You should not try practices that are obviously dangerous to life and health, like asphyxia , especially if you have no experience. Start gradually. Do not try to “shove the unimpressible” into one session. To begin with, it is better to choose the most understandable and interesting practices for you. 

Contraception

Discuss which methods of contraception you will use. Ideally, both of you should have STD-free certificates.

expectations

Discuss what each of you expects from this or that practice. How do you see it, what meaning does each of you put into your actions? What will you do if expectations are not met? Are you trying again or giving up? 

Taboo and stop letter

Say what exactly should not be in practice and which stop word you will use. In BDSM practices, the stop word is especially important, since it may not always be clear at what point a person becomes uncomfortable. 

Care After 

Discuss what you will do after practice. Someone wants hugs and strokes. It is important for someone to receive feedback, perhaps even in a specific form – thanks, compliments. Someone needs to bring tea and talk. Some after BDSM require “regular” sex. Discuss whether there will be a “continuation”, that is, whether you will have sex and if so, how. 
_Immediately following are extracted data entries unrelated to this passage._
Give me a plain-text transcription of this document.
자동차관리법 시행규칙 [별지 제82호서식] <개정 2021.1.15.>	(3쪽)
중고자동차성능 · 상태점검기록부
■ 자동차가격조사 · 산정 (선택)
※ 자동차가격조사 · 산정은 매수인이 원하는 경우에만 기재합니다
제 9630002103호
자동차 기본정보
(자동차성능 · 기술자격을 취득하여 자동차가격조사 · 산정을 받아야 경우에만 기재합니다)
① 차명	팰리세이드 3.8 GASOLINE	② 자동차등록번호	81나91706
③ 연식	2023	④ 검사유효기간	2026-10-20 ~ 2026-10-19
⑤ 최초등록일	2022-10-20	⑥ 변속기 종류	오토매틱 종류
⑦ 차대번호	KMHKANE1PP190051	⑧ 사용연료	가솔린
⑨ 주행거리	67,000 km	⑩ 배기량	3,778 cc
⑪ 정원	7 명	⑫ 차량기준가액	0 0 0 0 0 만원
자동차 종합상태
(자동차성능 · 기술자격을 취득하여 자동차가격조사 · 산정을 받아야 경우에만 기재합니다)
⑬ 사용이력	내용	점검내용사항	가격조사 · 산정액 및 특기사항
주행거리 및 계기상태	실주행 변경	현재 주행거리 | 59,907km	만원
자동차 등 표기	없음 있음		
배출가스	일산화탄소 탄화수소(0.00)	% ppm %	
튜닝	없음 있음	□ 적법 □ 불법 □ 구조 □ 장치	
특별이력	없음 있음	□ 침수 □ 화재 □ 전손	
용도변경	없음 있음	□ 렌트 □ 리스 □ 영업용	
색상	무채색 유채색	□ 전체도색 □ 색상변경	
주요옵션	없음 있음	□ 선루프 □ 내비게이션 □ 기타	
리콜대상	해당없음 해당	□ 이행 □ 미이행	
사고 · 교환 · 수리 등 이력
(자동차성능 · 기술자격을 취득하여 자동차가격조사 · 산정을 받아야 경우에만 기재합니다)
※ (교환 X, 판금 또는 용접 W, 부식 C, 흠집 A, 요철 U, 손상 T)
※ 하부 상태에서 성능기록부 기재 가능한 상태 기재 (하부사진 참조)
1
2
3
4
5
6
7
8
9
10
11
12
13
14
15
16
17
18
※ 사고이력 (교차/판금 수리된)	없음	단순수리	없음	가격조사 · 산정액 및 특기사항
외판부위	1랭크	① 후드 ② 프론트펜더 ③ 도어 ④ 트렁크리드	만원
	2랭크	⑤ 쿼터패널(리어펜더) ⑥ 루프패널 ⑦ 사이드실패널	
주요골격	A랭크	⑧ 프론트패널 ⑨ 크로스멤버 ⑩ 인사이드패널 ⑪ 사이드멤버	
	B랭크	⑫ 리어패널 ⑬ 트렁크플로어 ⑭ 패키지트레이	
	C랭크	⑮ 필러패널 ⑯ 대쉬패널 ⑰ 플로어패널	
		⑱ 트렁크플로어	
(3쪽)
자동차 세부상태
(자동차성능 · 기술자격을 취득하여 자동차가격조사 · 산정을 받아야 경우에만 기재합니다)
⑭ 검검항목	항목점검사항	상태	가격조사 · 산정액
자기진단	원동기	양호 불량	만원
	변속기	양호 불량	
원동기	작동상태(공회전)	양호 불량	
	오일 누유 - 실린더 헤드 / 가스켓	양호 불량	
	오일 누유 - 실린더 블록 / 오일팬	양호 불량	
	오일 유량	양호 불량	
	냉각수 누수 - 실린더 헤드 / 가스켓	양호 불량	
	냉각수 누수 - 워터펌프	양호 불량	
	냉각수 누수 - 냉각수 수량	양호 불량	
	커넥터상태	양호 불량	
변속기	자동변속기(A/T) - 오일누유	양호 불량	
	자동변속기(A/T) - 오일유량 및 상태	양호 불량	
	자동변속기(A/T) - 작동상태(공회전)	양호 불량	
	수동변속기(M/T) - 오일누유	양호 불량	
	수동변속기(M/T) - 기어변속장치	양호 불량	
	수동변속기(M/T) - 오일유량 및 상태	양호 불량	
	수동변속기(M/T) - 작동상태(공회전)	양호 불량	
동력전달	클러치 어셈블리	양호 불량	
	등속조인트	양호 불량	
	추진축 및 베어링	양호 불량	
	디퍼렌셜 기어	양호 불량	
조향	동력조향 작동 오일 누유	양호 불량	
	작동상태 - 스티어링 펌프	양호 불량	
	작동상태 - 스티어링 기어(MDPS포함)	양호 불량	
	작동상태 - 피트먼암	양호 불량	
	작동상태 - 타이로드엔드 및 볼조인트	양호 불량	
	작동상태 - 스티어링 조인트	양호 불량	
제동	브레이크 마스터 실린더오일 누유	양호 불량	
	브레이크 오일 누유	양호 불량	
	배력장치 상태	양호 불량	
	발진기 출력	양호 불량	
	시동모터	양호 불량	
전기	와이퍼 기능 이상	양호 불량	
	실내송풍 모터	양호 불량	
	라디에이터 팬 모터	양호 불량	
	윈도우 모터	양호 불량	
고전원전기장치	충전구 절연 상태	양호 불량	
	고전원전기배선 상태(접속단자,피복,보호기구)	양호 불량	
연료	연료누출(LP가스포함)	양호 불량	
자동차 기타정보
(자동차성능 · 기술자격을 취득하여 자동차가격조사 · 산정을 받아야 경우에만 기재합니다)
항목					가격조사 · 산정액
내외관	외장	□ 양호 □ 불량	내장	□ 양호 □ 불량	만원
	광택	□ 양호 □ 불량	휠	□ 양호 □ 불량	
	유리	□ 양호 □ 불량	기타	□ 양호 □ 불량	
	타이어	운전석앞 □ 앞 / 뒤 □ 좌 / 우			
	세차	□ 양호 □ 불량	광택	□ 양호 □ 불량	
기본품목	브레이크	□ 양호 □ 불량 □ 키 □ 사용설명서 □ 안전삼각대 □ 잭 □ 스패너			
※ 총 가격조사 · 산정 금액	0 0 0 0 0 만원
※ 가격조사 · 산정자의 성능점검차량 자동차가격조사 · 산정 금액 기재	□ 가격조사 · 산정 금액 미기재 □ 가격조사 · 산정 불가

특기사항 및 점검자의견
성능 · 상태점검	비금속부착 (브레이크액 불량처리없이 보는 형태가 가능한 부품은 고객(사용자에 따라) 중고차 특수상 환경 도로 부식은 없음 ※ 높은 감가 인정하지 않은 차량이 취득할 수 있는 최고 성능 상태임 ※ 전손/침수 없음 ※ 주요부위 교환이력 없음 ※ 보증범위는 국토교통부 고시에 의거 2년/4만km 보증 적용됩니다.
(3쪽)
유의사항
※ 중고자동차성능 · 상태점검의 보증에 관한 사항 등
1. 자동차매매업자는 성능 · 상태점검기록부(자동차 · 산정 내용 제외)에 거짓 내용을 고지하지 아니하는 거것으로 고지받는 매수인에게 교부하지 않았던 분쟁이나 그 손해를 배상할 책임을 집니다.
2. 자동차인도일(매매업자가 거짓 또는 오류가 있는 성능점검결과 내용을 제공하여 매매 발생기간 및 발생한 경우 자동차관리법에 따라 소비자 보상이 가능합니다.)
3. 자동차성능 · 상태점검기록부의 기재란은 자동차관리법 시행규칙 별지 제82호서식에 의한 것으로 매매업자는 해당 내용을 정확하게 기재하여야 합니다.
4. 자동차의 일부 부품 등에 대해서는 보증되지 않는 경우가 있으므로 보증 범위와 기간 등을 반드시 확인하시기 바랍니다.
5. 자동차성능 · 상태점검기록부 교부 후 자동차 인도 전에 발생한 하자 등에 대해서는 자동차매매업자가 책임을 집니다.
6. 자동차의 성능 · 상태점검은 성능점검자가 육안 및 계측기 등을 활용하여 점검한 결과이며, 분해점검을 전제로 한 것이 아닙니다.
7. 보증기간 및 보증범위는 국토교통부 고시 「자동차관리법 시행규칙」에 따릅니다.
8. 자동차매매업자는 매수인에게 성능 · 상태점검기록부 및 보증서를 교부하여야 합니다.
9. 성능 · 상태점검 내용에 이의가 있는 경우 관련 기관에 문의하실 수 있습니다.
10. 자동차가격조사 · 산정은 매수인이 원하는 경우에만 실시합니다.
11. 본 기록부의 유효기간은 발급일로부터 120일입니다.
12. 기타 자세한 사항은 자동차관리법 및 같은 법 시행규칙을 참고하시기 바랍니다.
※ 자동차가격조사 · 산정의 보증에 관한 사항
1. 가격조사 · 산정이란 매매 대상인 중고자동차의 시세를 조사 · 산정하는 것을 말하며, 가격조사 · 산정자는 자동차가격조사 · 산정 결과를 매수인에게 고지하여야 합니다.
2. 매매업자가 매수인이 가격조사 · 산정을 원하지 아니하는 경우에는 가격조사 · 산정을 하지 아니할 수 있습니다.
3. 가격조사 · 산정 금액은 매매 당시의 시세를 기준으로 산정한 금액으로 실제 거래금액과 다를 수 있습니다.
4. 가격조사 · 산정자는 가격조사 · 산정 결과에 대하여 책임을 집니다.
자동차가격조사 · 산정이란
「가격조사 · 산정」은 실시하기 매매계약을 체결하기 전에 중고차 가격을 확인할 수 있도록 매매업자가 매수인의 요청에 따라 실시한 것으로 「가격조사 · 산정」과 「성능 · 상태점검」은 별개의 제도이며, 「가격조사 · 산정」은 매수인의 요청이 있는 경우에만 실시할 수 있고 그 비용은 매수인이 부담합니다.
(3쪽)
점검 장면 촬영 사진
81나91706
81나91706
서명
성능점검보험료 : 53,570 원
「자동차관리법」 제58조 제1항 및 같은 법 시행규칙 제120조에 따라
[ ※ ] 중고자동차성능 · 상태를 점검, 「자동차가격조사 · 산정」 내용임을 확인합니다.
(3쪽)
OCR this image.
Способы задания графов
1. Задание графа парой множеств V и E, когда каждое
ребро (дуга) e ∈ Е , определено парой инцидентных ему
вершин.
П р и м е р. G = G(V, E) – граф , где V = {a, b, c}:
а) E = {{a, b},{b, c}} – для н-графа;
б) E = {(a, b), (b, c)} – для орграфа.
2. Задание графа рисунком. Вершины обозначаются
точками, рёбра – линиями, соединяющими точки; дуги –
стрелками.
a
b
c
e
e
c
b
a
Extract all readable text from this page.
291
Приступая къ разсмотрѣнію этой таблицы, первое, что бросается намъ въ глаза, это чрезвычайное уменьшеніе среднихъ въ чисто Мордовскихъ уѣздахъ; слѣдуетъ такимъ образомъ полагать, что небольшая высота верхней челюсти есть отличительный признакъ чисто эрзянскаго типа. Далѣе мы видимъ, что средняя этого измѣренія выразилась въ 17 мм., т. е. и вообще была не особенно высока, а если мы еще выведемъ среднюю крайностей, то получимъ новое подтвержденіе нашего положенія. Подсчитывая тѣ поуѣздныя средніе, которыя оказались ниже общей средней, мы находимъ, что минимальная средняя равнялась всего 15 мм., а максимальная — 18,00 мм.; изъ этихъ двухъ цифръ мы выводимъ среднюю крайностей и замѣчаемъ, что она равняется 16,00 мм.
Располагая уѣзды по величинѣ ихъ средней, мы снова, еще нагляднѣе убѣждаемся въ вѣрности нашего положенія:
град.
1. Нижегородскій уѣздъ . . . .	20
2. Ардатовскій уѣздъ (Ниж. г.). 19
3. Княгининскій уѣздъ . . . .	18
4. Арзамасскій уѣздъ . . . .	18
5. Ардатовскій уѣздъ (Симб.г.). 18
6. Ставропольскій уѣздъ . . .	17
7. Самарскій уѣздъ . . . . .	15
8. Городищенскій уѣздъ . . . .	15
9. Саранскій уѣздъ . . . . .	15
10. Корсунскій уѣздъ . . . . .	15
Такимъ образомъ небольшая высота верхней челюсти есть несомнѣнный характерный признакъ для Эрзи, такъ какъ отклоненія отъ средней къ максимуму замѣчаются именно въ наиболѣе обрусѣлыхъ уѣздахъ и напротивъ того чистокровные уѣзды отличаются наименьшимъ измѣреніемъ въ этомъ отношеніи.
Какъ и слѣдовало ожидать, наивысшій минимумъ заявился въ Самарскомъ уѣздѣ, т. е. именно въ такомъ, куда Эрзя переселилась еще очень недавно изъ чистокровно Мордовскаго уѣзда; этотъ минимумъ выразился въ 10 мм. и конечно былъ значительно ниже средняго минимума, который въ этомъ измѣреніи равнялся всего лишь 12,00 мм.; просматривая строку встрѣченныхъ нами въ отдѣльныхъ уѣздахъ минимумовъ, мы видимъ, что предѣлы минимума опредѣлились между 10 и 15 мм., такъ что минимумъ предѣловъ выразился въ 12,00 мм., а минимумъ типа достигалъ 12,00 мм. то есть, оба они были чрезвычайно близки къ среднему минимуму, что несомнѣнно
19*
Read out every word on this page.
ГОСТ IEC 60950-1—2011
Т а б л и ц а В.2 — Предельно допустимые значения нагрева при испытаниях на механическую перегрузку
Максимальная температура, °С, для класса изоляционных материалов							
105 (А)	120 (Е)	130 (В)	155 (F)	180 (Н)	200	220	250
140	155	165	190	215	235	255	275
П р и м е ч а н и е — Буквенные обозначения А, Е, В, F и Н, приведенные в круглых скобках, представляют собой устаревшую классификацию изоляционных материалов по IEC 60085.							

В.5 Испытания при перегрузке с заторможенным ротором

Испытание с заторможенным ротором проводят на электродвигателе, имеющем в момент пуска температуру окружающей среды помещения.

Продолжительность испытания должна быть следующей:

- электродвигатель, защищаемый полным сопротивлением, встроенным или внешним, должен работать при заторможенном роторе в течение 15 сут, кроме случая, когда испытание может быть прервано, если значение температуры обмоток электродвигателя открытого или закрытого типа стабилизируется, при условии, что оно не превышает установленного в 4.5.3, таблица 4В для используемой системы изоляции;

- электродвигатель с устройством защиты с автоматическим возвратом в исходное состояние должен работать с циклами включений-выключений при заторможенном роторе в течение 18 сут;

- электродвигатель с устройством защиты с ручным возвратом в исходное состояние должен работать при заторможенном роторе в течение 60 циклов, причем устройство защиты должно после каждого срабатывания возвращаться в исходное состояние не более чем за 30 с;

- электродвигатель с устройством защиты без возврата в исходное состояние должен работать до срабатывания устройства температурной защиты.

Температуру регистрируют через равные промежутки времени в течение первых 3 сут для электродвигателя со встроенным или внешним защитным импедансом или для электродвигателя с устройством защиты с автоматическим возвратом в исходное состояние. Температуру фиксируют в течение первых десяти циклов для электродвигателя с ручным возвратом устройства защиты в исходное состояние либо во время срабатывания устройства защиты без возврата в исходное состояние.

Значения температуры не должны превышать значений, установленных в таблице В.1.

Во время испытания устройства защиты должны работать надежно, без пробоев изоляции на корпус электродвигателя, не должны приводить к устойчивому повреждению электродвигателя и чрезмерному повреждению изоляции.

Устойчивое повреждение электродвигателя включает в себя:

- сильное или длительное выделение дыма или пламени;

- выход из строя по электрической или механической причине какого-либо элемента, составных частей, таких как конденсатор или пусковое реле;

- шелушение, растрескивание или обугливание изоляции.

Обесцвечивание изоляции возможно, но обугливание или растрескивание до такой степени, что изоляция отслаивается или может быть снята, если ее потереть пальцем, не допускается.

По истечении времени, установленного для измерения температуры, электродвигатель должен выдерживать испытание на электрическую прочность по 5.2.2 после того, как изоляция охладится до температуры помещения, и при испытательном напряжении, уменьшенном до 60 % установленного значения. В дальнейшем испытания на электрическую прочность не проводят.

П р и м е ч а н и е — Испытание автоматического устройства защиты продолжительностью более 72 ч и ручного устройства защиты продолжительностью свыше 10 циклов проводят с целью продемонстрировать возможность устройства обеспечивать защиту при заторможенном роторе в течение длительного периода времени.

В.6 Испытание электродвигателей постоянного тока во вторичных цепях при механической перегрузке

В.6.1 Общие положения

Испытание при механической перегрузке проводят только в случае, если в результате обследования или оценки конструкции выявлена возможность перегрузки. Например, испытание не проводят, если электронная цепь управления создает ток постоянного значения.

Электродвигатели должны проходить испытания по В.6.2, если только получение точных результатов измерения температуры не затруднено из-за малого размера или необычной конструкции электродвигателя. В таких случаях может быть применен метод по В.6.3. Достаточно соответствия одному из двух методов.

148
What should be kept in mind during the process?

The dominant may periodically ask if the partner is comfortable continuing. If you want to change something in the process, be sure to check with the subordinate. Don’t do anything you don’t get consent for.

If you are a subordinate, listen to your feelings. If suddenly the practice began to bring discomfort, do not endure through force, do not be afraid to interrupt it. 

How to competently complete BDSM practice?

Sometimes during BDSM sessions, a person can become anxious. He is covered with emotions, he wants to cry or even curl up under the covers. There may be depression, guilt, shame. It may be related to deep feelings. Often this happens after humiliating practices. 

Physical problems may also arise – for example, pressure changes, fatigue, hunger, thirst appear. Such a state can arise due to exhausting practices. Therefore, you should not skimp on care and affection after practice – sometimes you need to feed, drink, put to bed. 

In any case, at the end it is necessary to discuss your impressions and feelings. You can also discuss what you liked and what you no longer want to try. 

I didn’t like doing BDSM practices. What could be the matter and is it worth trying again?

Every time before or during practice, listen to yourself. Does this interaction resonate with you? You should not make global conclusions, observe your states at the moment. Sometimes it is worth changing something in the practice and its execution so that you enjoy it. 

Even if you feel discomfort by changing something before or during practice, you should not force yourself to go further. It is possible that this type of interaction simply does not suit you.